The teenage boy was leaning forwards, his eyes glittering eagerly. I swallowed back tears. God... I'm mourning you all over again, am I not?
"Brave", I said. "An amazing pilot. Handsome." I blushed. "Considerate. Put everyone else before himself."
"They say he died because his plane broke and he flew into another plane", the boy said. "Is that true?"
"That is true", I said. Why he had gotten into a plane when he was done with war was beyond me, but I had accepted the fact that I would never know.
We chatted a bit about Tobirama and had dinner; potato and leek soup with bread fresh from the oven. When it was time to leave, I suddenly remembered the alibi I'd used to come here.
"I have something for you!" I said to the boy and held up a paper bag I'd had with me.

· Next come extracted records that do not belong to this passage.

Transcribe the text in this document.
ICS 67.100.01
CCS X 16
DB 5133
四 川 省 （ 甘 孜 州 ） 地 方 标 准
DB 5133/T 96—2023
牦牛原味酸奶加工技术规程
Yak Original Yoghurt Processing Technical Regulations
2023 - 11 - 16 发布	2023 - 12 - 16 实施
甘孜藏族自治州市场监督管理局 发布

It was mint green with dark green text; the only one left from my toy shop.
The boy took it and plucked up the black elephant. It's metallic rainbow embroideries shimmered beautifully in the light.
"This..."
"Is not suitable for your age, I know", I said with a smile. "But your father bought a white one for you in my shop who you were little. I found a black one and kept it for you. It's time you have it."

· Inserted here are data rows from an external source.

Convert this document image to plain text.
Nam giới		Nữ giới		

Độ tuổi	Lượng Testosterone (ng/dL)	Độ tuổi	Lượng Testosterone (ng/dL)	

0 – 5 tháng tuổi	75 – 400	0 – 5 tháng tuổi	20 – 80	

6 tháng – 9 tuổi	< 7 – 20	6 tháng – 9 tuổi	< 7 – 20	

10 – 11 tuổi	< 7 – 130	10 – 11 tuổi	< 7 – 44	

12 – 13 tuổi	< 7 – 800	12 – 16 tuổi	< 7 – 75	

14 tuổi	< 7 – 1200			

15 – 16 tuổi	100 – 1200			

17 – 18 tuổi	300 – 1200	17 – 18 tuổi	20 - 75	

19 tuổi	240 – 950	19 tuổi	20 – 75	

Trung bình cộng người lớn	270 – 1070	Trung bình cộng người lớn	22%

Two minutes later, I was standing in the doorway.
"Can't you stay over Christmas?" the boy asked.
"Please", Tobirama's grandmother said. "It would be our pleasure."
I smiled.
"I ned to go back to the tropics where I live."
The boy turned and left, leaving me alone with Tobirama's mother.
"Are you..?" She took my hand. "Did you find someone else?"
I swallowed. Someone else... She knew. She knew about me and Tobirama. And she accepted it.
"Yes", I said, and smiled a little. "Yes, I did."
And so I left this little corner of the world, the little corner that had confirmed Tobirama's death, that was warm and welcoming but where I didn't quite belong. I walked down the street the way I had come, alone, in the darkness that had swallowed the world since I had found out that my lover from the war was well and truly dead.
It would be so easy. I smiled, my throat shaking as tears fell down my face and froze. It would be so easy. To just lay down and let dread consume me. But I haven't done that yet. And I won't do that now.
I went back to the airport to catch my plane back to my corner in the world, the tropics, where I lived mine and Tobirama's dream out for the remainder of my days.